La enfermera acude puntual a su cita con mis goteros. Propina unos golpecitos con la uña a uno de los frascos.
—Tienes que dormir —me ordena en plan institutriz.
—Mira mis alas, están más abiertas que nunca. Lo que necesito es echar a volar.
Pega contra su pecho los papeles que trae consigo y permanece quieta unos segundos.
—¿Eres consciente de lo que te pasa? —dice con una naturalidad que no se aprende.
—Me están pasando muchas cosas que no sé traducir a palabras…
Coge aire y me explica que choqué contra el volante y me destrocé por dentro. Me operaron de urgencia y no tuvieron más remedio que extirparme el bazo y medio hígado. El gran problema es la hemorragia interna. Trasfunden sangre sin cesar, pero los drenajes siguen arrojando pus teñido de rojo.
—Los médicos seguirán haciendo todo lo que esté en su mano.

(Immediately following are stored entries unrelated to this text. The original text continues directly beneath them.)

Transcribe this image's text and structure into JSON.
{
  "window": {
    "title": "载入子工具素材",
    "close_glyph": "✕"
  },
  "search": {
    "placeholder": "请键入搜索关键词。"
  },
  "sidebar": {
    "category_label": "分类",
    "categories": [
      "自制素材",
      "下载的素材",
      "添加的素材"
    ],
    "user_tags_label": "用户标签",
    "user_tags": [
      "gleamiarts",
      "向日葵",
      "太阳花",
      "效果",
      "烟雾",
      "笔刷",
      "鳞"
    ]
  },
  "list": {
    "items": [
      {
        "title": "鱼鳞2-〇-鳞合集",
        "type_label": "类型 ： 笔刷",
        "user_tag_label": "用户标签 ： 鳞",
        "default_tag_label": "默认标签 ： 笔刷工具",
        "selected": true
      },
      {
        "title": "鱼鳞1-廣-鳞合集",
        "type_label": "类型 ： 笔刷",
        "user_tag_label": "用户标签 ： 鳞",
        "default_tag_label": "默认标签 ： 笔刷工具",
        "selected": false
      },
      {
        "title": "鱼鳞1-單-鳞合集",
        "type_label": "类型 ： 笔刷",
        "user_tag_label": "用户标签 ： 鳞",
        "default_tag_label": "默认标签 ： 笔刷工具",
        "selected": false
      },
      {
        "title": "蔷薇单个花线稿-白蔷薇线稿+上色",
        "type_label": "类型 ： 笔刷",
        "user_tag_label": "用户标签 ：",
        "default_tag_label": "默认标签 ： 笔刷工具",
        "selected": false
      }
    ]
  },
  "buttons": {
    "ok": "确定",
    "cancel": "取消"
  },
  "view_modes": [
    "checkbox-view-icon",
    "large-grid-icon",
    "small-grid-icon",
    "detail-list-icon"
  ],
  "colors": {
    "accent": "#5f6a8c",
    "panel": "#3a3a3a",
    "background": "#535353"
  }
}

—Es mejor que se dediquen a otros pacientes.
—¿Por qué dices eso?
—La única parte de mí que sigue en funcionamiento es la cabeza, y la noto muy rara. A ratos me estalla, oigo mis propios pensamientos con eco, o distorsionados… Como si los filtrase por una pedalera de guitarra eléctrica.
—Es por el golpe que te diste contra el techo del jeep. Te subiré la dosis de sedante.
—¡No!
Se sobresalta.
—¿Para qué quieres sufrir sin necesidad?
—No me duermas, por favor. Deja que al menos disfrute de tus visitas.
Agita la cabeza.
—Es increíble que estés tan sereno —dice con un brote de sinceridad. Pero de repente adopta un tono aséptico, evitando mostrar demasiada empatía—. Ésta actitud te beneficiará cuando regreses a casa.
Sé que eso no ocurrirá. Y entiendo que ella también lo sabe.
—¿Cómo te llamas?
Una leve vibración en sus labios deja al descubierto un atisbo de vulnerabilidad. Está claro que no quiere hablar de sí misma. Posiblemente haya pedido este destino que casi se sale del mapa para no tener que hacerlo.
—Aurore —contesta por fin.
Al oír su nombre tomo conciencia de su luz. El resplandor del alba ilumina recovecos de su rostro que hasta entonces habían permanecido en penumbra.
Se inclina para consultar el prospecto de una de mis medicinas.
—Eres mi segundo gran amanecer en unos días.
—Ya… —dice de forma mecánica.
—Has de saber que he conocido personalmente a la diosa.
—¿A qué diosa? —pregunta con la entonación de estar pensando en otra cosa.
—A Ushas. Es la diosa india de la Aurora, hija del Cielo y hermana de la Noche, amante del Sol y el Fuego. La he visto aparecer por el horizonte guiando su carro de caballos rojos, dejando que sus velos se desplieguen al viento para descubrir su luz. Es una divinidad curiosa. Anciana, por su condición inmortal, y al mismo tiempo joven, porque nace cada mañana.
Se gira hacia mí con extrañeza.
—¿Qué es eso de que la has conocido?
Alguien grita órdenes en el exterior. En unos segundos se incrementa la actividad en el campamento. Supongo que justo al otro lado de la pared estará el patio, porque oigo como si sonase aquí dentro el golpeteo de las botas y los chasquidos de las armas al ser cargadas.
Aurore se excusa y sale a toda prisa.